"Horace" : l'ombre de la radicalisation sur l'oeuvre de Corneille à Aix-en-Provence
Amour, devoir, patrie. Peut-on encore en mourir aujourd'hui au nom de l'honneur et de la patrie? "Horace" de Pierre Corneille évoque les problématiques récurrentes du dramaturge français. Les choix que chaque individu fait face à une situation qui mêle le pouvoir, la famille et les sentiments. Le metteur en scène marseillais Renaud Marie Leblanc s'empare de la tragédie de Corneille dans une vision très actuelle et dépouillée.
Reportage : J. Bertolotti / L. Esnault / M. Morand
"Horace ou la radicalisation extrême"
L’histoire des Horace et des Curiace est un drame absolu. Doit-on, pour servir son pays tuer son meilleur ami ? Ici, le fameux "choix cornélien" prend toute sa dimension. Le metteur en scène Renaud Marie Leblanc s'empare de la confrontation entre les deux familles et la fait résonner avec la sombre actualité mondiale. La pièce du dramaturge du XVIIe siècle, réactualisée avec les codes actuels, plonge le spectateur dans un présent tragique. "Aujourd'hui on a la radicalisation, Daesh, les attentats, la pièce parle de tout cela. Le personnage d'Horace se radicalise et va devenir de plus en plus national extrémiste".Le choix de la mort et de la lâcheté
Beaucoup plus rarement jouée que "Le Cid", cette tragédie est l'une des plus belles pièces de Corneille. Plus audacieux que Rodrigue, le personnage d'Horace fascine par son pouvoir de manipulation. "On a le choix entre deux choix possibles et aucun n'est bon, donc on fait le choix du moins pire .... C’est très politique", conclut le metteur en scène.

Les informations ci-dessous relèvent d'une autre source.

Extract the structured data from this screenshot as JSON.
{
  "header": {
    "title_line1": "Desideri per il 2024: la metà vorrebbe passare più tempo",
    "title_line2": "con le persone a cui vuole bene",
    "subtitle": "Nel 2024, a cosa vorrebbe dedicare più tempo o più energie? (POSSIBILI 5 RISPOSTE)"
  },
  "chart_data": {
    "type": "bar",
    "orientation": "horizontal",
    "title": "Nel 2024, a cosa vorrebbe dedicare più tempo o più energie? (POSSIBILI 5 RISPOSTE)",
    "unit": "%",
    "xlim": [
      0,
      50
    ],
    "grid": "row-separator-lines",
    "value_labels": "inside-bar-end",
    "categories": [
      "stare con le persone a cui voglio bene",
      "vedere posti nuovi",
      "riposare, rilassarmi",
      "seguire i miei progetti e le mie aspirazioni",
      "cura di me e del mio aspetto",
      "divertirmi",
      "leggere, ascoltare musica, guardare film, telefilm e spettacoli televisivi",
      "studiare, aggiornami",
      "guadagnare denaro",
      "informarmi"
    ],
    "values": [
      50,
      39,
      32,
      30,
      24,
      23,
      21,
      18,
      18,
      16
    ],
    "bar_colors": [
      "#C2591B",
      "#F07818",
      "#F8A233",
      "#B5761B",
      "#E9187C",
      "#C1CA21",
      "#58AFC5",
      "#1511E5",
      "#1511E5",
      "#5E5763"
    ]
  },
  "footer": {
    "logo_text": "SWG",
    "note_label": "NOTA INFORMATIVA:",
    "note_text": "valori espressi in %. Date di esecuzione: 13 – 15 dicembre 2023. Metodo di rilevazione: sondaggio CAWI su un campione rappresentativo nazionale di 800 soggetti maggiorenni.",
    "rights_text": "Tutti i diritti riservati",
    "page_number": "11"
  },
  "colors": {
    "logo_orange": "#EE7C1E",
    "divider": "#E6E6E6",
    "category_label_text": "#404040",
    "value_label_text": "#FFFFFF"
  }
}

"Horace" - Tragédie de Pierre Corneille créée en 1640 à Paris
En guerre, Rome et Albe résolvent de confier leur destinée à trois champions pris de part et d'autre. Le hasard désigne les trois frères Horace pour les Romains, les trois frères Curiace pour les Albins. Si du côté des Curiace on se lamente sur le destin cruel qui les contraint à oublier l’amitié, Horace sans état d’âme choisit l’intérêt de son pays. Lors du combat, les trois Curiace sont blessés, deux Horace sont tués, le troisième traque les blessés et les tue. De retour chez lui, Horace doit affronter les reproches de sa soeur Camille qui pleure son bien aimé Curiace assassiné. Mais que pèse l’amour fraternel devant la ferveur patriotique ! Horace tue Camille, celui qui élit l’honneur et l’intérêt de sa patrie au détriment de tout le reste, celui-là est un héros et le héros ira au paradis avec la bénédiction du père. Venue du fond des siècles, l’histoire des Horace et des Curiace, comme inscrite dans notre patrimoine intellectuel, même si on n’a jamais lu Corneille, vient se cogner dans notre histoire immédiate comme une peste brune.